In this role, you will be responsible for managing and maintaining our infrastructure, deployment processes, and configuration management tools. You will also be responsible for monitoring system performance, identifying areas for improvement, and implementing solutions to enhance system reliability and scalability.
The ideal candidate for this position is a problem solver with a strong background in software development and system administration. You should have a deep understanding of DevOps principles and practices, as well as experience working with cloud platforms and containerization technologies.

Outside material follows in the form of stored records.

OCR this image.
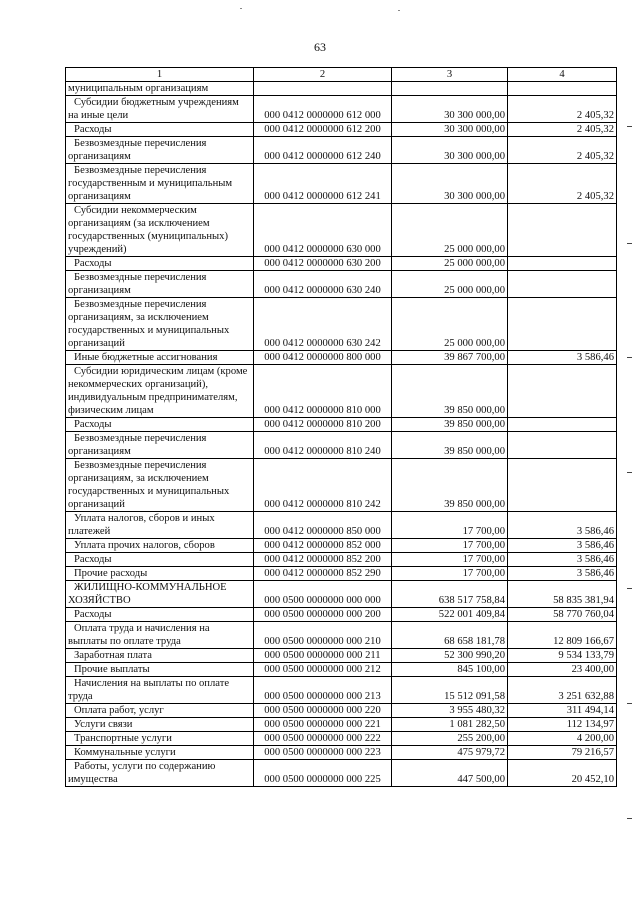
63
1	2	3	4
муниципальным организациям			

Субсидии бюджетным учреждениям на иные цели	000 0412 0000000 612 000	30 300 000,00	2 405,32

Расходы	000 0412 0000000 612 200	30 300 000,00	2 405,32

Безвозмездные перечисления организациям	000 0412 0000000 612 240	30 300 000,00	2 405,32

Безвозмездные перечисления государственным и муниципальным организациям	000 0412 0000000 612 241	30 300 000,00	2 405,32

Субсидии некоммерческим организациям (за исключением государственных (муниципальных) учреждений)	000 0412 0000000 630 000	25 000 000,00	

Расходы	000 0412 0000000 630 200	25 000 000,00	

Безвозмездные перечисления организациям	000 0412 0000000 630 240	25 000 000,00	

Безвозмездные перечисления организациям, за исключением государственных и муниципальных организаций	000 0412 0000000 630 242	25 000 000,00	

Иные бюджетные ассигнования	000 0412 0000000 800 000	39 867 700,00	3 586,46

Субсидии юридическим лицам (кроме некоммерческих организаций), индивидуальным предпринимателям, физическим лицам	000 0412 0000000 810 000	39 850 000,00	

Расходы	000 0412 0000000 810 200	39 850 000,00	

Безвозмездные перечисления организациям	000 0412 0000000 810 240	39 850 000,00	

Безвозмездные перечисления организациям, за исключением государственных и муниципальных организаций	000 0412 0000000 810 242	39 850 000,00	

Уплата налогов, сборов и иных платежей	000 0412 0000000 850 000	17 700,00	3 586,46

Уплата прочих налогов, сборов	000 0412 0000000 852 000	17 700,00	3 586,46

Расходы	000 0412 0000000 852 200	17 700,00	3 586,46

Прочие расходы	000 0412 0000000 852 290	17 700,00	3 586,46

ЖИЛИЩНО-КОММУНАЛЬНОЕ ХОЗЯЙСТВО	000 0500 0000000 000 000	638 517 758,84	58 835 381,94

Расходы	000 0500 0000000 000 200	522 001 409,84	58 770 760,04

Оплата труда и начисления на выплаты по оплате труда	000 0500 0000000 000 210	68 658 181,78	12 809 166,67

Заработная плата	000 0500 0000000 000 211	52 300 990,20	9 534 133,79

Прочие выплаты	000 0500 0000000 000 212	845 100,00	23 400,00

Начисления на выплаты по оплате труда	000 0500 0000000 000 213	15 512 091,58	3 251 632,88

Оплата работ, услуг	000 0500 0000000 000 220	3 955 480,32	311 494,14

Услуги связи	000 0500 0000000 000 221	1 081 282,50	112 134,97

Транспортные услуги	000 0500 0000000 000 222	255 200,00	4 200,00

Коммунальные услуги	000 0500 0000000 000 223	475 979,72	79 216,57

Работы, услуги по содержанию имущества	000 0500 0000000 000 225	447 500,00	20 452,10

This is an on-site position to work in our office in Fairfax, Virginia.
Responsibilities
Oversee the design, implementation, and maintenance of our infrastructure, deployment processes, and configuration management tools
Collaborate with development and other teams to identify and implement automation and process improvements to streamline software delivery
Monitor system performance, identify areas for improvement, and implement solutions to maximize system reliability and scalability
Maintain and enhance our CI/CD pipelines to enable efficient and reliable software delivery
Manage cloud environments and infrastructure, ensuring optimal performance and cost efficiency
Stay up-to-date with industry trends and best practices in DevOps, and drive the adoption of new technologies and tools within the organization
Requirements
Bachelor's degree in Computer Science, Engineering, or a related field
7+ years of experience in software development or system administration
Strong experience with Amazon Web Services (AWS) or similar cloud platforms
Comfortable creating monitoring scripts for system health and doing log parsing/harvesting of various application logs to find errors
Familiarity with monitoring and logging tools such as Prometheus, Grafana, Splunk, or ELK stack
Expertise in managing IAM users and permissions
Crafting strategies for multi-zone availability and deployment to maximize system uptime
Proficiency with configuration management tools such as Ansible, Puppet, or Chef
Experience with containerization technologies such as Docker and Kubernetes
Knowledge of scripting languages such as Python, Ruby, or PowerShell
Strong problem-solving and troubleshooting skills
Excellent communication and leadership abilities
Ability to work effectively in a fast-paced and collaborative environment
Experience with Agile methodologies and DevOps principles
Relevant certifications such as AWS Certified DevOps Engineer or Certified Kubernetes Administrator (CKA) are a plus.